Having read many books on the basics of programming, building up queries and the basics of design, I have found that almost none really talk about how to deal with designing code outside abstract forms. Most books present design in a high level, possibly where a UML is shown and revolves around most of the OOP connections. Some talk over how to use design patterns or create data structures of various types. All seem to be under the illusion that, we as programmers actually can apply abstract concepts into real every day practical methodologies. Almost always they use things like animals or shapes or other "simple" (but not practical) OOP examples. They are always well designed, and seem relatively simple. In spite of that, I think I have learned how to do proper design to some degree by years of trial and error.
Refactoring, on the other hand starts out with a highly simple, yet more real world, movie system, and then slowly but surely unwraps the design over 50 pages. It is one of the most wonderful sets of “this code works, but let us make it better” I have ever seen, and it is dead simple in implementation. The book starts with a few classes, including a method to render to a console. Then blow by blow, the shows differences via a bolding of each change. The book talks design choices like how having a rendering method that contains what most would call “business logic” prevents you from easily having multiple methods of rendering (I.E. Console and html) without duplicate code. They also make a somewhat convincing argument against temporary variables, although I am not 100% convinced. Their reasoning is that it is harder to refactor with temp. variables, but sometimes temp variables (in my opinion) can provide clarity, not to mention they tend to show up in debugger watch windows. To be fair, later on, the author notes that adding back in temporary variables for clarity, but it is not emphasized nearly as much.

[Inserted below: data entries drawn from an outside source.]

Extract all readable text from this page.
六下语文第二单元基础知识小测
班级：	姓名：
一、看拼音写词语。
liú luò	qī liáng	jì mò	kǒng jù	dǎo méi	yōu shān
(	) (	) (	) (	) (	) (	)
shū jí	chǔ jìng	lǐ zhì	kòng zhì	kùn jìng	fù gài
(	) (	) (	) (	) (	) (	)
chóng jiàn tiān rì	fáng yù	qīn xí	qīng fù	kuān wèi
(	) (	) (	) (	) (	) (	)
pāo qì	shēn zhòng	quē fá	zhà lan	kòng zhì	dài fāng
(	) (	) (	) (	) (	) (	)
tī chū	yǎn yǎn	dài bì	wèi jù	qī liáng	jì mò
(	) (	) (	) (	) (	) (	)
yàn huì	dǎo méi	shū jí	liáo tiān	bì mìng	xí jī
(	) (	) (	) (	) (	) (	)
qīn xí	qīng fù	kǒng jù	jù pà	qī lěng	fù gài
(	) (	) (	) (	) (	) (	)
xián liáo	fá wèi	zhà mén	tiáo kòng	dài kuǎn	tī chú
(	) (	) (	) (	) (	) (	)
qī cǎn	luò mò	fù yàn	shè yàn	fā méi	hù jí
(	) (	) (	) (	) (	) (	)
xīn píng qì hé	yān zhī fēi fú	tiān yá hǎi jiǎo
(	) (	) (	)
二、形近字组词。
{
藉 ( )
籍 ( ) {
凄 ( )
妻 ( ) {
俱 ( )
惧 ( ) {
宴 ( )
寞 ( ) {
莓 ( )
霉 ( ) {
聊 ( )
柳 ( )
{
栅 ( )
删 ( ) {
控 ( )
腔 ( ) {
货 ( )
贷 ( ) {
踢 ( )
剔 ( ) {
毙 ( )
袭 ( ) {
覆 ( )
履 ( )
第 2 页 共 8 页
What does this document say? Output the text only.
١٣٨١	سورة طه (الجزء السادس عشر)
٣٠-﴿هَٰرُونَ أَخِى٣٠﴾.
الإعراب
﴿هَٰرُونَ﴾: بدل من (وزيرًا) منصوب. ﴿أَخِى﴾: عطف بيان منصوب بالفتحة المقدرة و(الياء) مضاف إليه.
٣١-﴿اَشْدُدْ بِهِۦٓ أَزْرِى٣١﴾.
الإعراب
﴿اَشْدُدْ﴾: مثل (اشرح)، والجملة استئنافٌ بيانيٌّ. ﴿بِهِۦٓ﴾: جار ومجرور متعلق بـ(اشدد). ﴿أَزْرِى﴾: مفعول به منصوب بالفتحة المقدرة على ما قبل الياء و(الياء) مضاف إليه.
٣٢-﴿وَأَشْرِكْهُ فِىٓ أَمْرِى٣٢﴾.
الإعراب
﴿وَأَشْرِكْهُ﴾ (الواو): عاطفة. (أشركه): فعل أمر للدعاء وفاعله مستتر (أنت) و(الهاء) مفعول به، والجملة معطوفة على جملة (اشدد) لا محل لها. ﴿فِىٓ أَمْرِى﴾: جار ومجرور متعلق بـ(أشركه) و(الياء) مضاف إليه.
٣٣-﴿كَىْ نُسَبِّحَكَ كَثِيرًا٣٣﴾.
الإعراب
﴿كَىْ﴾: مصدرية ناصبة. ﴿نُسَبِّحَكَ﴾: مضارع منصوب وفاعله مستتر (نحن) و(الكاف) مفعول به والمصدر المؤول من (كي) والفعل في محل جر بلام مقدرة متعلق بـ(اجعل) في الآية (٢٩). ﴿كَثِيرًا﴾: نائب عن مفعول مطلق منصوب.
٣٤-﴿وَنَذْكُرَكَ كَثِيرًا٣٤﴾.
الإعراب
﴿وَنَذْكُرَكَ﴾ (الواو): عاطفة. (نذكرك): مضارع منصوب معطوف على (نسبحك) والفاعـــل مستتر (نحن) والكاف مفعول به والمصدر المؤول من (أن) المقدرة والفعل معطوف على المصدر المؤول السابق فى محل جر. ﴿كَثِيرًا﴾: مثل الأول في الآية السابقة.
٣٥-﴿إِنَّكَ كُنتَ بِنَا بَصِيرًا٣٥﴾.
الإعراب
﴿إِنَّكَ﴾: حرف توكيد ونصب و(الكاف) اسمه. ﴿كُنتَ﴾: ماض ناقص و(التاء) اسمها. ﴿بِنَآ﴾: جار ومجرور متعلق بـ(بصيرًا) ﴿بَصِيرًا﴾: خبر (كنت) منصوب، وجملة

As I continued through the book, a second and important point was brought up. Refactoring requires reasonable amounts of unit testing in order to ensure that you do not accidentally break the system by the redesign. The argument continues that all coding falls into two categories. One is creating new functionality and the other is refactoring. When creating the initial code, you need testing around it, which connects into the TDD. The point is to be careful with refactors because they can cause instability, and to work slowly in the refactoring. They talk about constantly hitting the compile button just to be sure you have not screwed something up.
Sometimes, it is comforting to know that I am not the only one who runs into some types of trouble. One of my favorite statements in the book is in chapter 7 where the author notes after 10+ years of OOP, he still gets the placement of responsibilities in classes wrong. This to me is perhaps the entire key to refactoring. The point is, we as humans are flawed, even if we are all flawed in unique ways; it is something we have in common. This book, in my opinion is not ultimately how to correctly design, but how to deal with the mess that you will inevitably make. This is so important I think it bears repeating; this book says that no one is smart enough to build the correct software the first time. Instead, it says that you must bravely push on with your current understanding and then, when you finally do have something of a concept of what you are doing, go back and refactor the work that you just created. That is hard to put into practice, since you just got it working, and now you have to go tear it up and build again. The beauty of the refactor is that you don’t have to go it alone, you have techniques that allow you to make wise choices on what the change and the changes should have no affect on the final product.
One final thing I think is worth mentioning. The way the book is laid out, you can easily re-visit any given refactoring technique that you didn’t “get” the first time, as it is fairly rationally structured, grouping refactors together but keeping each refactor individualized. It makes me wonder how many times they refactored the book before they felt they had it right?